5 Things I Think I Already Knew

So, there's this thing called a social graph. And, unless you're living under a rock (in which case you're likely not reading this), you have one. Your social graph shows how you are connected to all the rest of us in this virtual, social world. Whether you like it or not. In old school terms, it's the Six Degrees of Separation Game -- involve Kevin Bacon if you must.
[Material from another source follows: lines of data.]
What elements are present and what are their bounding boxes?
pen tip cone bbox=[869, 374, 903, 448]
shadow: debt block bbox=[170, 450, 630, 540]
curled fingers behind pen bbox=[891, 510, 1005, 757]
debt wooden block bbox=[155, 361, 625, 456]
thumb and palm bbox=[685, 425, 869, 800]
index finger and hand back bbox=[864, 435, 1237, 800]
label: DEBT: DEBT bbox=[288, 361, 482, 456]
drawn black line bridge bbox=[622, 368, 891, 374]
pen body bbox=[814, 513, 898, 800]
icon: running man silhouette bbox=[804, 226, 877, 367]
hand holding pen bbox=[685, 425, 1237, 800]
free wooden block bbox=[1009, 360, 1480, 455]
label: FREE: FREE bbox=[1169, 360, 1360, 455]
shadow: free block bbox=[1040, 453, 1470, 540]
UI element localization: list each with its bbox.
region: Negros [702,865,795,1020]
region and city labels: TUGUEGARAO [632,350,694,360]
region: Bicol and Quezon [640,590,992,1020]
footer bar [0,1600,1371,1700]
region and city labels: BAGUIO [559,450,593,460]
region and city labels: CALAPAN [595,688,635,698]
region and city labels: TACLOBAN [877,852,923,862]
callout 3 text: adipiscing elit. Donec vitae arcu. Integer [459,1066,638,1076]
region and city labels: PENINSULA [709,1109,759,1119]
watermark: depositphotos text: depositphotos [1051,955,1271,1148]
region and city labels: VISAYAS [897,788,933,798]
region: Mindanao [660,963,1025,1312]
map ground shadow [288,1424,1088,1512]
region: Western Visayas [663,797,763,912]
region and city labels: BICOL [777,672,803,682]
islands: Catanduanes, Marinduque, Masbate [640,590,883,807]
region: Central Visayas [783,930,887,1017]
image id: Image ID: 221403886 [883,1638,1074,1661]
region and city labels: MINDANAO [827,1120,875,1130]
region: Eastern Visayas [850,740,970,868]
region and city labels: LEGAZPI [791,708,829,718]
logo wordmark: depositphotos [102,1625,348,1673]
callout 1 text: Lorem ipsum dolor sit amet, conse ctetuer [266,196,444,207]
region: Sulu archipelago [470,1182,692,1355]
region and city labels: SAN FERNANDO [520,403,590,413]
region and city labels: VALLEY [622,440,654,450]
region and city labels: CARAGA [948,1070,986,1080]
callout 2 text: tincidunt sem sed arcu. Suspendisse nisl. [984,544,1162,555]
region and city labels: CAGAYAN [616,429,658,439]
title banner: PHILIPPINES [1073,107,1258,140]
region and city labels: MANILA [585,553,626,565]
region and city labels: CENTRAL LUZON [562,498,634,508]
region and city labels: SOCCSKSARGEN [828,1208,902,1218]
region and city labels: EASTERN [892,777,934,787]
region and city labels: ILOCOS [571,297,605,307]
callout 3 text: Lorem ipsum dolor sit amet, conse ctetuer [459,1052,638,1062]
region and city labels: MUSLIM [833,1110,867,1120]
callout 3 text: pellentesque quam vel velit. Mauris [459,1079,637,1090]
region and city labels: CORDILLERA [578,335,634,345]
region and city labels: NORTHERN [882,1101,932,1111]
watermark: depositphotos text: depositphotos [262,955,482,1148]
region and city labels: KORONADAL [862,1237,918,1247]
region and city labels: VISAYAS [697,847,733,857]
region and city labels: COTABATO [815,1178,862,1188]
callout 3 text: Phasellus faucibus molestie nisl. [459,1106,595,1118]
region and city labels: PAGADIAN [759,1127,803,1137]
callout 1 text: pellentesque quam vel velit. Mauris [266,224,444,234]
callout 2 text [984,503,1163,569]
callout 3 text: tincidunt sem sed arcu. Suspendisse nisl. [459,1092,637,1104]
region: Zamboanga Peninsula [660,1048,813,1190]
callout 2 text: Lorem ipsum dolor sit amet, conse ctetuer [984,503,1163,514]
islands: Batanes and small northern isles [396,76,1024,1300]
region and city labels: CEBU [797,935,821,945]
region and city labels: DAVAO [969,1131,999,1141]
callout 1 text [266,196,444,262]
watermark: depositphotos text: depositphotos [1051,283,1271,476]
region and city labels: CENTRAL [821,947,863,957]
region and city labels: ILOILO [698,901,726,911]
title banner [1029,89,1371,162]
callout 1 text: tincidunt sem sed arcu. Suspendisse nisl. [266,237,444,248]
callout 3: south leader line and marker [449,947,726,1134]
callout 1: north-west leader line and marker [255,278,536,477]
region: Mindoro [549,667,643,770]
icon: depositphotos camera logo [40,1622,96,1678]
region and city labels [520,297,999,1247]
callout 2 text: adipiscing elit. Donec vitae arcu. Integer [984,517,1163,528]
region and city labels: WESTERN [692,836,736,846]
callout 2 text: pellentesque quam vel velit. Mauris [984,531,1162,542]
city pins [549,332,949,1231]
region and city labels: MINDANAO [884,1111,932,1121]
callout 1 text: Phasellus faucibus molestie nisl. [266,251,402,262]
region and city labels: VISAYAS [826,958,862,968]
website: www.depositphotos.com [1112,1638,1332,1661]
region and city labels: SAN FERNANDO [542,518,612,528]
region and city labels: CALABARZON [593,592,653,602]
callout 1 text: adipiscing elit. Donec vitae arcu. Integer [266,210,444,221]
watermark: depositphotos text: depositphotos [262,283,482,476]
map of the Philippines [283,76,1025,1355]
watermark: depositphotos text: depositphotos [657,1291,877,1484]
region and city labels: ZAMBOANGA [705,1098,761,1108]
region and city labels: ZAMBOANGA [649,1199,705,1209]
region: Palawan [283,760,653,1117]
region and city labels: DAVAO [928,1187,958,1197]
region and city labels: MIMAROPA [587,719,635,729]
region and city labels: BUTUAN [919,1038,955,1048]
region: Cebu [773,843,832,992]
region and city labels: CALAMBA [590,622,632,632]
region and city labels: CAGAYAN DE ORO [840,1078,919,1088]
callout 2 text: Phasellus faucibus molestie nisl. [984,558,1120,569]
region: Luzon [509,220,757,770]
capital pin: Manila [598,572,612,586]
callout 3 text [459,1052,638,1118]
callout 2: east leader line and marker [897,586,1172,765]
So, to get a glimpse of my social graph, I turn to Facebook (who else?). There's this nifty little app called TouchGraph that magically pulls in your info and maps out how each of your friends is connected to you and everyone you know. Here's mine (I'm the big red blob in the middle with a rectangle in the center):



What this shows:
  1. I have the majority of my connection from my former workplace, the newspaper.
  2. I have a lot of friends, too, through my husband's former workplace, the aeronautical university.
  3. High school friends make up the fewest dots.
  4. College friends take up fewer circles on the graph, but I know I have more of them than high school friends on Facebook. I'm unsure of the color-coding/grouping on this.
  5. The university in my hometown holds a fair number of connections for me, even though I never attended.
What I learned:
  • The top-ranked "friend" was my husband (whew!). We look normal to the world. Hooray.
  • The person who shares the most connections with me is not my husband, but the woman who sat next to me at work for nearly 9 years. This said a lot to me; it showed just how much what I did influenced who I knew, who I became, and who I associated with.
What I already knew:
  • Of course (whew!) my husband would be my number one connection -- I see him every day.
  • I know a lot of (former) newspaper people. I consider many as family. Why wouldn't the place where I spent the majority of my time and professional energy generate the most connections? It was a media outlet for goodness' sake, why wouldn't my coworkers also be members of the social media, too? Print people aren't all lame.
  • While high school and college generated life-long friendships, I'm not nearly connected to most of them as I am the people who shared more of my adult life. It's true -- school is a time of social growth, but truly only a few stand the test of time (cold, hard fact. Sorry, classmates.). Those standouts rank as the big blue blobs on the social graph.
While it was interesting to see the lines move from friend to friend as I hovered over their name, ToughGraph's at-first creepy look at my life didn't really tell  me too much I didn't already know. What my bigger question (and later blog post) will ask is, how do I go about creating and managing this online identity/social graph/whateveryouwanttocallit that covers my professional, personal, and creative identities?